Punished? Punished. Did it say punished? Impossible, nonsense, meaningfullessness! Punish the Grand? As like to say ‘dice the colours.’ Quiet, quiet, the madthing speaks more words! Listen! Listen!
“My final words are here, in these speakings to you, the peoples present; you who nodded and bowed and scraped and did not blink at what you did to those around you; you who took names so readily and gave them so reluctantly; you who did harm without ever stopping to think that it could be harm at all, so preoccupied were you with the proper and so little with the righteous. For this great and awful crime that you have perpetuated for ages, I gift you a name: blind. And I say you now, peoples present: you will never leave this name behind.”

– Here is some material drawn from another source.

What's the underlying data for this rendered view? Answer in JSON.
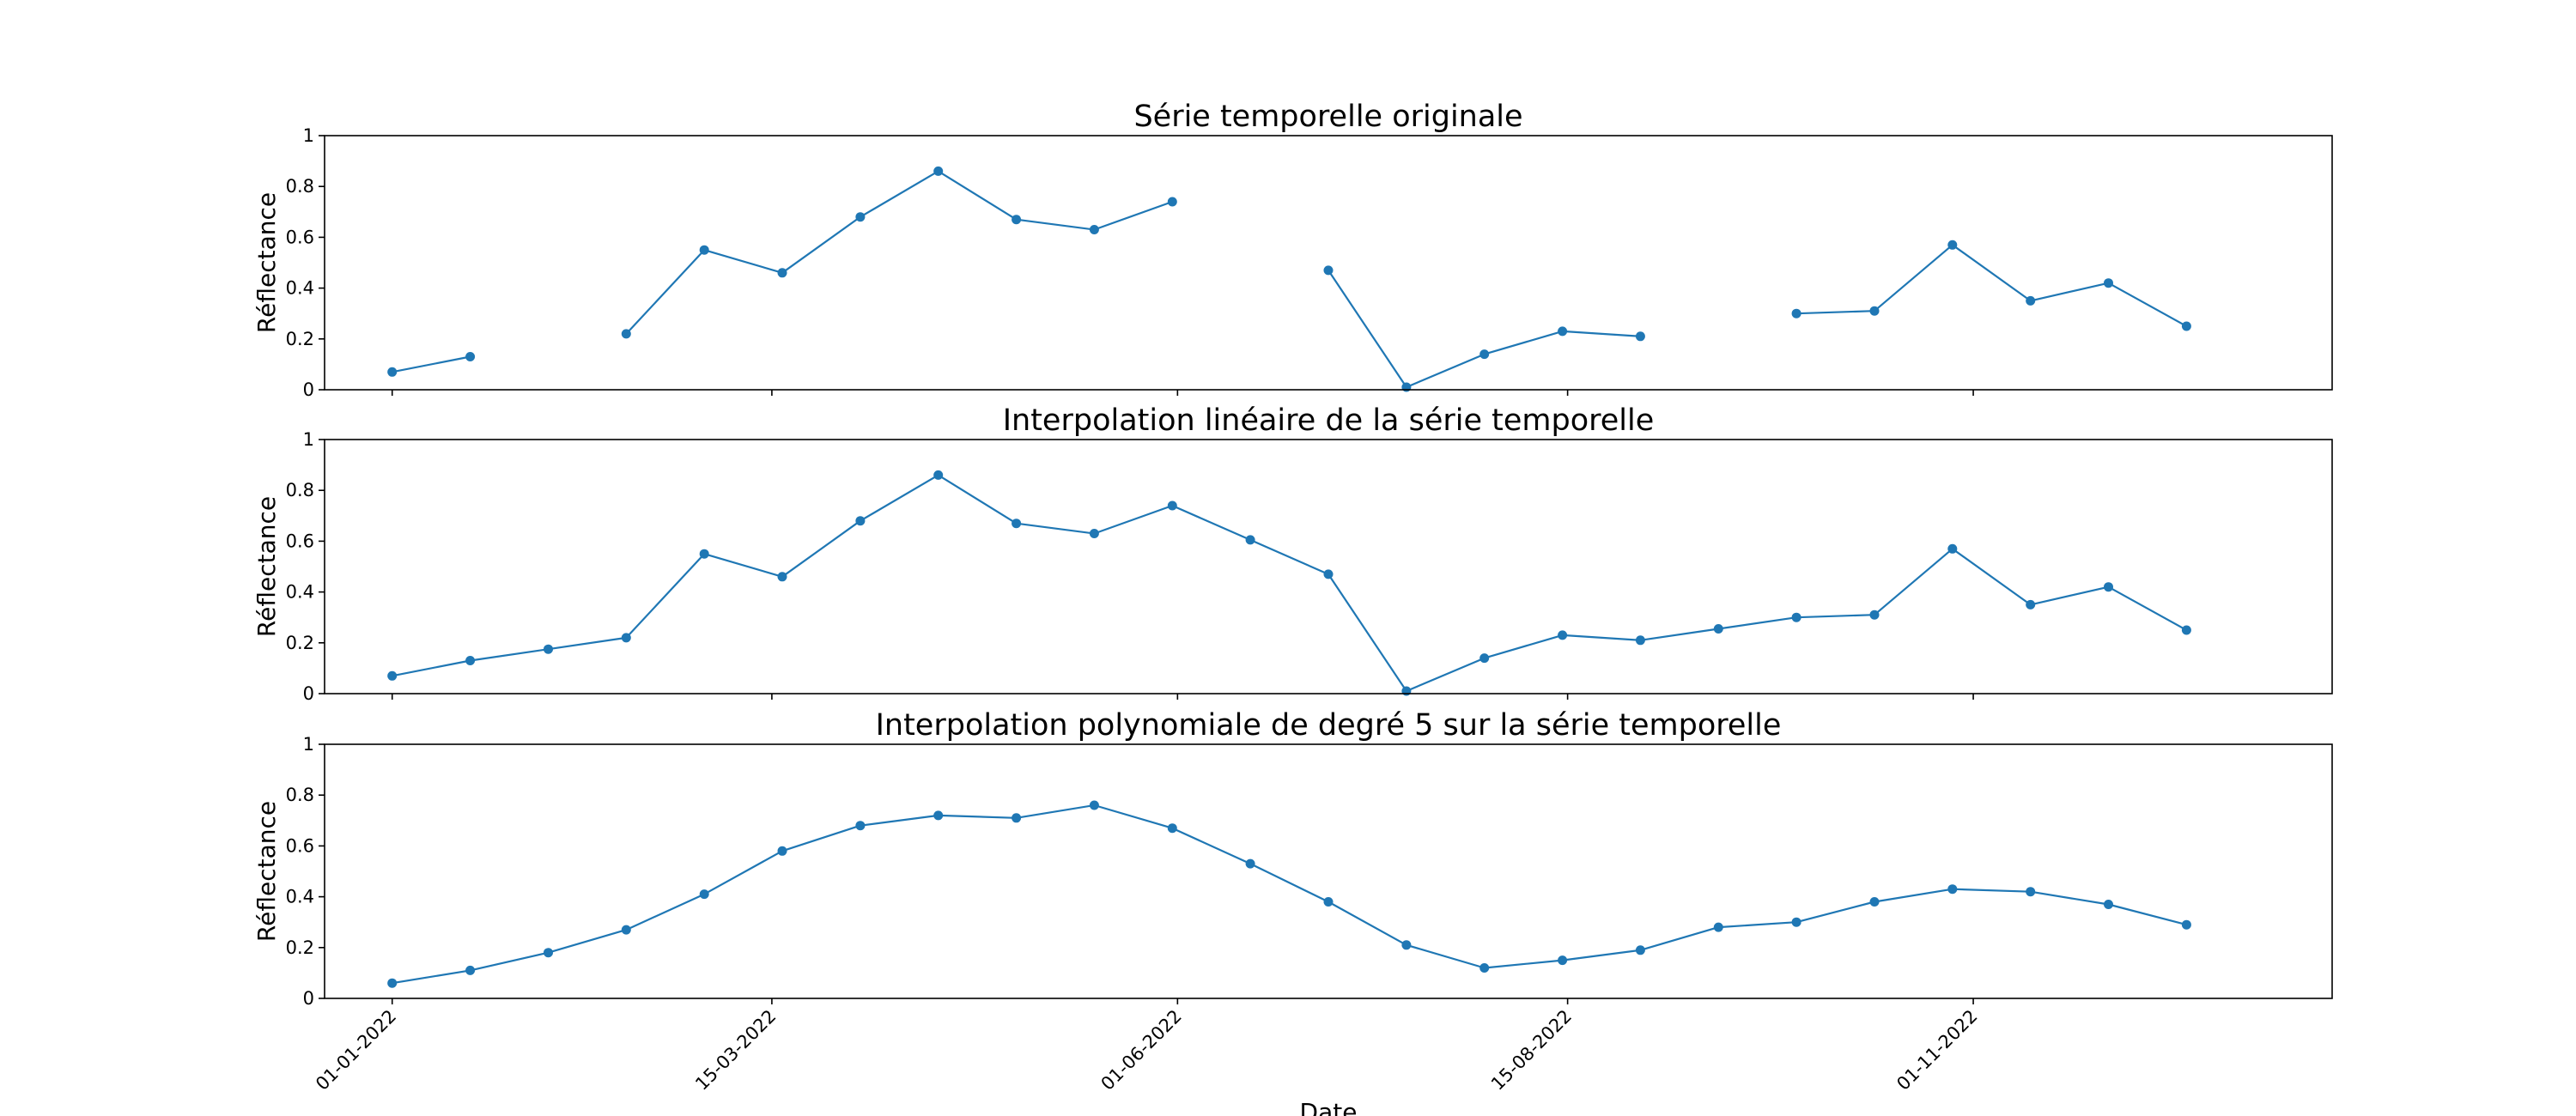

And as the whole city stood there, rustling and shouting and demanding answers, the neuter-sage stood up to its full height and they saw that it was not a walking-cane at all in its hands, but the sceptre of the Grand herself, and it smashed that lordly length against the stage with such force that it burst not into flinders, but into dust that filled the wind and streamed into the eyes of the peoples present and brought howls to their lungs and heads. Where is it? they roared, tearing it free from their faces. Where is it? Where has it gone? They shook each other, demanding answers. Where is it? Who was it? Who are you? Where is it? What happened? What has happened?
Where am I?

When the world had grown older and stranger, peoples from far away came to the city, with brushes and chisels and minds like sharp knives. There were secrets to be had, in the story of how one place that had stood for so long crumbled so sharply – from titan to crushed anthill seemingly overnight.
But the stones were old and the walls were rubble and even the strange swooping paths that lined each building had begun to melt into the dirt, sinking back out of the light and into shame.
So they shrugged and left it there, those strange people. Left it alone to moulder under the sun and over the rubble.
And all the books stayed where youngest Tim-Creek had left them: closed.